Another ideas is to make the change that you suggest where we convert to category + detail, but leave progress events alone. Then we add a new broadcast bit that allows for new events to be sent out that combine categories into a combined progress for categories. So if the user listens to Debugger::eBroadcastBitProgressByCategory we would send the same kind of events, but combined as you suggest with a timeout that would cause the progress to go away.

This way clients of the existing progress can continue to see the individual progress dialogs if they listen to Debugger::eBroadcastBitProgress and see the start and end notifications, and clients that want combined can use the new combined progress notifications.
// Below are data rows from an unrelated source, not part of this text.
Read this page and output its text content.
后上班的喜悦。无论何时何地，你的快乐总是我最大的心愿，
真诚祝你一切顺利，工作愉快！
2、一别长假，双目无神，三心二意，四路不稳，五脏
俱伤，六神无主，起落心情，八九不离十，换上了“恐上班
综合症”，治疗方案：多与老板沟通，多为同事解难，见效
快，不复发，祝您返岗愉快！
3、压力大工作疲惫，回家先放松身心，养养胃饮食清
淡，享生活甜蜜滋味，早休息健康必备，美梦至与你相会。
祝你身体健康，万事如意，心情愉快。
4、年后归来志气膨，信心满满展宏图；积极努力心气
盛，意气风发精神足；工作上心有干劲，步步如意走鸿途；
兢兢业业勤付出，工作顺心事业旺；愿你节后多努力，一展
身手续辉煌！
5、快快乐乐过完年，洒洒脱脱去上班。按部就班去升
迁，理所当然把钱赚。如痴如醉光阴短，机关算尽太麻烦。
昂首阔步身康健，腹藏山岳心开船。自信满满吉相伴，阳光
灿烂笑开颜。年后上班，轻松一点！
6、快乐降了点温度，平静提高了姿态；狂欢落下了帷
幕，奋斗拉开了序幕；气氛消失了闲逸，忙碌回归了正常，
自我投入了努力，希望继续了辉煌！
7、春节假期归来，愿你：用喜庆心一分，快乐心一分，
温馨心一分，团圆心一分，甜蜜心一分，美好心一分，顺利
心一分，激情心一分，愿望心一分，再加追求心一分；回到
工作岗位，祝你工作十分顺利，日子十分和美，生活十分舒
Yep, that matches what I had in mind. A ConstString makes sense in this context but if we use a StringMap that might be fine too.

Great question. I think that if there’s a finite amount of progress, we should treat it as a “top level” event. So I would imagine it looks like this:

progress start       {title="Indexing DWARF", detail = "a.out" 0/1000}
progress update      {title="Indexing DWARF", detail = "a.out" 1/1000}
[...]
progress end.        {title="Indexing DWARF", detail = "a.out" 2000/2000}

We can add a boolean to the progress instance to indicate whether something should be considered a top level event (like Indexing DWARF here) or not (like the symbol table parsing). We could use the finite amount of work to automatically set it to true or false, and have the option for us to overwrite if we ever deem that necessary.

I really like this idea. The concept of grouping events might be generic enough that other broadcasters could try to benefit from something similar in the future.

Right now in the CLI progress reports are displayed one at a time, if a new report comes in while one is already in progress the one in progress gets priority when being displayed and the new one won’t be displayed. It would be nice if we could display consecutive reports at once, something like this:

Indexing DWARF:
╰─ a.out (1/1000)
╰─ b.out (3/2000)

Using the categories as strings (or using the titles to categorize the reports) here would make it easier to display the reports like this if we wanted to.

If we implement the new Debugger::eBroadcastBitProgressByCategory then the command interpreter can do something like this by listening to the new broadcast event instead of the raw progress events with Debugger::eBroadcastBitProgress

Even better! I also like the idea of having 2 different broadcast bits for clients to listen to.